When President Bush signed the FY 2008-2009 war supplemental bill into law on June 30, he approved a pair of contracting reforms that had long been stalled in Congress. The enactment of these provisions has validated the legislative strategy of reform-minded legislators to pass federal contracting measures. After the House passed a series of contracting reforms in April, the measures were held up in the legislative logjam in the Senate. Nevertheless, the bills' sponsors worked doggedly in the 2008 legislative year to attach these non-controversial contracting reform bills to other legislation that would likely get through the Senate and be signed into law by the president.

When OMB Watch reported on this strategy in May, one such contracting reform bill had already been signed into law, suggesting that the coattail strategy would yield results.

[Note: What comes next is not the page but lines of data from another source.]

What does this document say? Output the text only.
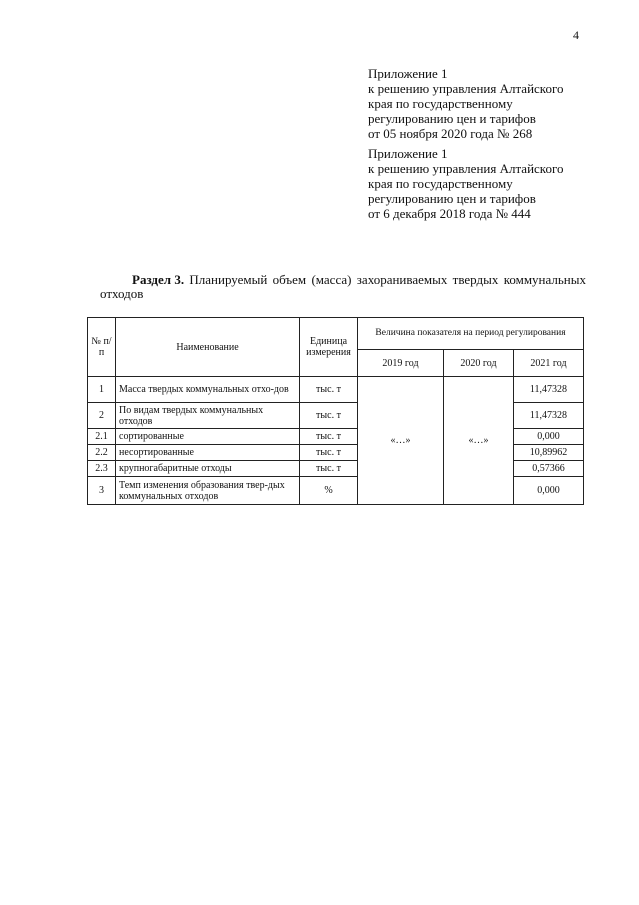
4
Приложение 1
к решению управления Алтайского
края по государственному
регулированию цен и тарифов
от 05 ноября 2020 года № 268
Приложение 1
к решению управления Алтайского
края по государственному
регулированию цен и тарифов
от 6 декабря 2018 года № 444
Раздел 3. Планируемый объем (масса) захораниваемых твердых коммунальных
отходов
№ п/п	Наименование	Единица измерения	Величина показателя на период регулирования		
			2019 год	2020 год	2021 год
1	Масса твердых коммунальных отхо-дов	тыс. т	«…»	«…»	11,47328
2	По видам твердых коммунальных отходов	тыс. т			11,47328
2.1	сортированные	тыс. т			0,000
2.2	несортированные	тыс. т			10,89962
2.3	крупногабаритные отходы	тыс. т			0,57366
3	Темп изменения образования твер-дых коммунальных отходов	%			0,000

In the last two months, two additional reforms have become law.

The two measures enacted with the war supplemental are part of a raft of bills offered by several members of Congress in the past two years aimed at bringing accountability and transparency to the federal contracting process. The first of these provisions, the Close the Contractor Loophole Act of 2007 (H.R. 5712), holds contractors working oversees to the same fraud reporting requirements as contractors performing work in the U.S. The second, the Government Contractor Accountability Act (H.R. 3928), requires private contractors that receive more than 80 percent of their revenue from federal contracting and at least $25 million in federal contracts to report the names and salaries of their five highest-paid executives.

These two reforms were attached to multiple bills between the time they were passed by the House on April 23 and when they were signed by the president on June 30. After House passage, both bills were attached to the FY 2009 Defense Authorization Act. However, when it became clear that expedient passage of the Defense reauthorization bill in the Senate was not guaranteed, House contracting reformers hedged their bets by also attaching the provisions to the war supplemental. After a tortuous path to passage, the supplemental was signed into law.

Still left in legislative limbo are measures that would bar contractors with federal tax debt from winning new federal contracts (H.R. 4881, Contracting and Tax Accountability Act of 2008) and that would establish a database of contractors found in violation of federal laws and regulations (H.R. 3033, Contractors and Federal Spending Accountability Act of 2008). However, House Oversight and Government Reform Committee Chairman Henry Waxman (D-CA) was successful in attaching his Clean Contracting Act as an amendment to the House's version of the National Defense Authorization Act for FY 2009. Waxman's amendment is a bundle of contracting reforms, which includes H.R. 3033, the contractor fraud database, as well as the two measures already enacted with the war supplemental.

Although the House approved the Defense reauthorization bill in May, the Senate will not consider the legislation until they return from August recess. It is still possible the contractor misconduct database (H.R. 3033) will be enacted into law through the Defense reauthorization bill, although that is not yet guaranteed.

When Congress returns in the second week of September, it will have only three weeks remaining in its legislative year. Excepting the provisions already within a version of the Defense reauthorization bill, there is little chance that Congress will send other contracting reform legislation to the president during the remainder of 2008. Despite this, contracting reform agenda items are likely to float to the top of legislative heap in January 2009.

Additionally, investigative efforts by the 110th Congress are laying the groundwork for even more and perhaps broader reforms in the next Congress. The Webb-McCaskill Wartime Contracting Commission has seated seven of eight commissioners who will begin investigating war contracting abuses; Sen. Byron Dorgan's (D-ND) Democratic Policy Committee has been holding regular hearings on contractor malfeasance in Iraq; and Waxman's committee has conducted extensive investigations of contractor waste, fraud, and abuse. These efforts continue to show major contracting problems exist and that additional reforms are necessary. At this point, Congress seems focused on increasing the transparency and accountability of the federal contracting process as opposed to changing the process itself.